Escutei uma piada engraçadinha assim: os dez mandamentos não eram dez, mas 12. O diagramador de Deus deve ter cortado dois itens para o layout das Tábuas da Lei ficar mais leve, digno de figurar no site newspagedesigner.org. Quem é de jornal sabe dos entreveros entre designers e jornalistas na hora de cortar o texto para caber na página. Um trauma.
A brincadeira gerou um banco de apostas sobre quais seriam os mandamentos cortados. Ganhou disparado "Cuidarás de vossa sogra até que morra". Quanto ao outro, não houve consenso. De minha parte, acho que o 12.º da lista era "Não procrastinarás". Posso ouvir a voz de Charlton Heston a insuperável encarnação hollywoodiana de Moisés ditando a regra da pontualidade para o povo do deserto.
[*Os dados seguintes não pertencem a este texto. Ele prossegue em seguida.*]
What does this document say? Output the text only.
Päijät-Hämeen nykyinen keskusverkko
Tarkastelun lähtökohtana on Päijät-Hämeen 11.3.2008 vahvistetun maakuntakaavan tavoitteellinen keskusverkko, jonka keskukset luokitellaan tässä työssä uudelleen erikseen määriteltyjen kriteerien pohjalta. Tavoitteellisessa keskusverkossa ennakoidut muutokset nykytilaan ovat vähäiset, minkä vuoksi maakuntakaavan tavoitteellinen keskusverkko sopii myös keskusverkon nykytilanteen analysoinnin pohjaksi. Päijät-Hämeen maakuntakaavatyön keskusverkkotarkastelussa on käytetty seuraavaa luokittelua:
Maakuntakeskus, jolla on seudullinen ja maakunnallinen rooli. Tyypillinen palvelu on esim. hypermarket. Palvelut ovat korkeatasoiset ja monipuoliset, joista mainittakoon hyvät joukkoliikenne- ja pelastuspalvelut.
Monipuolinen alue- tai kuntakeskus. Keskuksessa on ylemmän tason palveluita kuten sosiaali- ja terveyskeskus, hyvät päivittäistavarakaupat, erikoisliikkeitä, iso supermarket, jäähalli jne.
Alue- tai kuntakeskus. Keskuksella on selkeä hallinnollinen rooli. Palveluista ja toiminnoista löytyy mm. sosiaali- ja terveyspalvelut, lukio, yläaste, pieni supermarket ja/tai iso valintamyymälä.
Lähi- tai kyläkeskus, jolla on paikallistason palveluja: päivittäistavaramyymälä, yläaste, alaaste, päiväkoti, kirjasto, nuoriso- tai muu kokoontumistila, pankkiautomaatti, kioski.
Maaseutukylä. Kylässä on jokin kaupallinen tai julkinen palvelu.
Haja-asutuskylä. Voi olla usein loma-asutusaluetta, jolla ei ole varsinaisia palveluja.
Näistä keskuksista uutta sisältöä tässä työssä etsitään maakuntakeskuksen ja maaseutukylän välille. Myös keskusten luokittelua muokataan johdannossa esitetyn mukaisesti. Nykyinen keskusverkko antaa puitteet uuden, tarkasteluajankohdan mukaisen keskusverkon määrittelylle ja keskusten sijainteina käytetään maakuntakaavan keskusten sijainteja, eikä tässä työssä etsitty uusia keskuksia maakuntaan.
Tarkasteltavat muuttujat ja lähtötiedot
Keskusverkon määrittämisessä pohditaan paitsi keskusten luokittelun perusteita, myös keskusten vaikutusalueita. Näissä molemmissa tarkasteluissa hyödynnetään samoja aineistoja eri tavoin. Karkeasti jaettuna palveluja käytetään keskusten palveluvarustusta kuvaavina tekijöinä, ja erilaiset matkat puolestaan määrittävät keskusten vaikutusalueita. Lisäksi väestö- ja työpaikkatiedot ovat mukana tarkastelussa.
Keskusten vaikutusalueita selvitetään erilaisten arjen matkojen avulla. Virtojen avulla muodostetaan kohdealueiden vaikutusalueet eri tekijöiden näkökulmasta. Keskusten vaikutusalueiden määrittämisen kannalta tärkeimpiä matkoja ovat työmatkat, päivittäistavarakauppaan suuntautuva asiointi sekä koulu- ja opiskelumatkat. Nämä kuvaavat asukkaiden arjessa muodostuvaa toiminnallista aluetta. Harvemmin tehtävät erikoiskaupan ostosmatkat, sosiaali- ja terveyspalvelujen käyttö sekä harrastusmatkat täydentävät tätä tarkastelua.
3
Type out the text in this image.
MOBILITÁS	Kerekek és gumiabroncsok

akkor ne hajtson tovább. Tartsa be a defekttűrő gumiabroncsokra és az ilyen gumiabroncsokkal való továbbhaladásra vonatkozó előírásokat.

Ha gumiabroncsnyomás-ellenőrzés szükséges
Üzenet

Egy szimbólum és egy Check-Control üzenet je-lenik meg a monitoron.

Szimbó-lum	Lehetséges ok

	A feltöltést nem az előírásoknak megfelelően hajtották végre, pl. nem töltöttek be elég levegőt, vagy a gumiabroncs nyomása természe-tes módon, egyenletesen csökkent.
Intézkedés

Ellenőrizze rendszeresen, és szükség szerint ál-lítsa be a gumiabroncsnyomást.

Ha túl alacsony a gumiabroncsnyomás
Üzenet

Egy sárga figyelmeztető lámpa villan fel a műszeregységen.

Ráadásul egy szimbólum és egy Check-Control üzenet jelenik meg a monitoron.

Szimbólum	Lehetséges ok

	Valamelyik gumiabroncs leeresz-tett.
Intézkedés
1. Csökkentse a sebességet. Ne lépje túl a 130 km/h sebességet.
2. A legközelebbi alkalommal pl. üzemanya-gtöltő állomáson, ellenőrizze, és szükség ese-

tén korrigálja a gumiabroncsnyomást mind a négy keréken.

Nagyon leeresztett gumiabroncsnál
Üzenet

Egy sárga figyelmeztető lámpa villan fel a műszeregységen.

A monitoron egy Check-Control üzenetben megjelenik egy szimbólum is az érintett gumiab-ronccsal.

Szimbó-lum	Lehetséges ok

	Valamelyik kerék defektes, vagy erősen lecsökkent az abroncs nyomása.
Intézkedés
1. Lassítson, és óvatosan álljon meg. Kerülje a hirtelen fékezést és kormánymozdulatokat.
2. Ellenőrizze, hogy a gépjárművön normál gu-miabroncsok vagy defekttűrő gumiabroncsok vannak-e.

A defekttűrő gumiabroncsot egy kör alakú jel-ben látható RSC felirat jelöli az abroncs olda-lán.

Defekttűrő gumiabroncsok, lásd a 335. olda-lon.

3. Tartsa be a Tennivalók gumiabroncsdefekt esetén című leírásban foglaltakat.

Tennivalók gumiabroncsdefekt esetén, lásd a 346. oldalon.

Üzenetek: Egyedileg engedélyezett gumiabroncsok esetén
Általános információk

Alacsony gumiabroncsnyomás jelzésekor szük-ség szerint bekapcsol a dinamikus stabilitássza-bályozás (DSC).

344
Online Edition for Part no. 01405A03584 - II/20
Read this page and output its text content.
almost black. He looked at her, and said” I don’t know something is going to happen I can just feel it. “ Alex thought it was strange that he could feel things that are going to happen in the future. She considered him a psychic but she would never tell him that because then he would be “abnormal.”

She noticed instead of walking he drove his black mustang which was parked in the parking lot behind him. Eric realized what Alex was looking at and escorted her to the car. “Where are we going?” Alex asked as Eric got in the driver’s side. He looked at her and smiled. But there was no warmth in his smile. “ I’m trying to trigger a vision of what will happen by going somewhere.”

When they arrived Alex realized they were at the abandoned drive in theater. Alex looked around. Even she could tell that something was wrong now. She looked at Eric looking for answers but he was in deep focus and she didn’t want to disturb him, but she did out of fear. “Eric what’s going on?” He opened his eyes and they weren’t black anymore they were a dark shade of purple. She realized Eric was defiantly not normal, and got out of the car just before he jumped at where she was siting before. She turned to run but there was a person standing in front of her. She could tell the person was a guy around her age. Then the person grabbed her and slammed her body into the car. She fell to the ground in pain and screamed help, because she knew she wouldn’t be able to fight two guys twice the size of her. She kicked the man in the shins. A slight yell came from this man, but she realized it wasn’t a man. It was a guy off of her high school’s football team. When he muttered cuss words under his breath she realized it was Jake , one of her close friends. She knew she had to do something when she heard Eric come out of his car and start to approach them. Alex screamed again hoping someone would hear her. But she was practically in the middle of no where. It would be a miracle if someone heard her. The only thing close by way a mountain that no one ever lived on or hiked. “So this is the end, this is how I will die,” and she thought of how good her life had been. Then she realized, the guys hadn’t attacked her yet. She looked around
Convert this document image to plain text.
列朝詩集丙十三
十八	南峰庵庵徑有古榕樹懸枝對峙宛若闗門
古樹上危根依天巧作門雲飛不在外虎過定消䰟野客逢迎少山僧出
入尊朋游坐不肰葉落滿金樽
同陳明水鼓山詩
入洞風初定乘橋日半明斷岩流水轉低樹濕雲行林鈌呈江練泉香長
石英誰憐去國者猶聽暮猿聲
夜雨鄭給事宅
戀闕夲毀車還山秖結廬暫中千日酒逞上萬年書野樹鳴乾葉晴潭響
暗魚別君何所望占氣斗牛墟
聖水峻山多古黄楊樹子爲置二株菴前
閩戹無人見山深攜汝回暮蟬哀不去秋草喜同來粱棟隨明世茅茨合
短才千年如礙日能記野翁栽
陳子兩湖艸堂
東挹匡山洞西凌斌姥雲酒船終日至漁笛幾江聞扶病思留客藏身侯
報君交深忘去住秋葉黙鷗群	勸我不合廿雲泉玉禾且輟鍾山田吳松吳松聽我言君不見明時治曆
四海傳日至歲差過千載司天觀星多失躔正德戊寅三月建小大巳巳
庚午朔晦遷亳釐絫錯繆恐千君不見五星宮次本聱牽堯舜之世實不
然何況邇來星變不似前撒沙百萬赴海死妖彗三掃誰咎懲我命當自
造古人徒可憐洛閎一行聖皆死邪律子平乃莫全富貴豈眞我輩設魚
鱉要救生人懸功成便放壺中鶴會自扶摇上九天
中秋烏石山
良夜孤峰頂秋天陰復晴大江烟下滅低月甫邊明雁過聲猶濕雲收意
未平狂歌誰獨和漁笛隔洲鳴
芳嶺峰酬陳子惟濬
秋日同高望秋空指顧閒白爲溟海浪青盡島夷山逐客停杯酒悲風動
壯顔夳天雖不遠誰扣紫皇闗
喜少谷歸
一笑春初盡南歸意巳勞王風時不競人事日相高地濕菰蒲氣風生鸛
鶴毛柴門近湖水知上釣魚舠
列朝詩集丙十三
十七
Assim fosse, não teriam vagado 40 anos pelo deserto, por supuesto.
Convenhamos que o verbo "procrastinar" não é de todo popular, ainda que, uma vez explicado, seja entendido de imediato. "Ah, eu também deixo para amanhã o que posso fazer hoje", dizem, sei lá, cinco a cada dez, comprovando a altíssima incidência da procrastinação. Merece um dedo de prosa sob as bênçãos de Barthes, Bachelard e Ariano Suassuna, para citar três grandes que enxergaram alguma virtude no vício de "deixar para depois". Vejamos.
A tecnologia digital, nascida com a promessa de que nos reservaria mais folga para contemplar as nuvens, acabou por sequestrar o nosso tempo. De modo que as horas gastas nos teclados devem ter aumentado, e muito, a prática da procrastinação, nos seus mais diversos graus. Ou é deixar algo para depois ou se consumir no cumprimento de tarefas que não chegam, despencam na caixa de email. Não é agradável se sentir a toda hora o alvo do atirador de facas.
Li certa vez uma reportagem que falava das centenas de enzimas que as emoções despejam em nosso organismo. Pé atrás. Desconfio dessa tendência de creditar à biologia a explicação dos comportamentos, o que só faz endinheirar a indústria farmacêutica. Mas vá lá o texto dizia que enzimas são como drogas. Logo, dão barato. Tirei minhas conclusões.
Deduzi que o ato de entregar atividades de afogadilho joga substâncias estranhas no nosso corpo, algo como xilocaína. Só pode ser essa a explicação. Por tabela, os não procrastinadores também devem lucrar sua enziminha particular, ao terminar algo com adianto. Vontade de pegá-los na esquina, mas não agora.
Tenho um amigo de adolescência hoje autoridade na área do Direito Canônico que podia assobiar na semana dos exames no colégio. Estudava antes, muito antes. Os outros se descabelavam. Eu achava a vida dele sem graça, tomando-o por uma pessoa destituída de nervos. Hoje quero entender o seu segredo, para copiar. Na comparação entre nós, entendi a ilusão do ato de procrastinar o "atrasador" compulsivo acredita que tarefas entregues a quente têm o bônus de um prazer que só dá as caras "na última hora".
Esses dias, uma colega me presenteou com o livro A arte da procrastinação, de John Perry, da Universidade de Stanford. A obra divertida vem acompanhada de um bloquinho de anotações com os dizeres: "Tarefas que eu vou deixar para amanhã". Pura provocação. O bloco está do lado da minha mesa intacto. Ainda sigo uma agenda manual na qual escrevo, sem sucesso, as tarefas que pretendo realizar hoje. Sim, o procrastinador sofre de autoengano e costuma ficar bom nisso.
O ensaio pode ser lido numa sentada. Embora escrito por um filósofo, oferece dicas para conviver com a procrastinação talvez não haja cura. Há itens como deixar o laptop na bateria para encurtar a folia na internet, essa fonte de procrastinação. Ou imaginar o mal causado a alguém que esperava um serviço seu. A meu ver, o mais importante é que o autor põe a nu, mas também limpa a barra dos procrastinadores, mostrando a nada mole vida que ergueram para si.
Perry os descreve como seres úteis afinal, estão divididos em pencas de tarefas. E diz que essas figuras que transitam entre o devaneio e o desespero só não cumprem o que está no topo da lista de prioridades porque são perfeccionistas. O procrastinador está imobilizado pelo feito espetacular que planejou para si o que outra coisa não é senão uma fantasia, da qual precisa se livrar. No temor de não realizá-la como devia, entrega-se às miudezas, deixando o que deseja de fato para amanhã. Ou para depois de amanhã, quem sabe.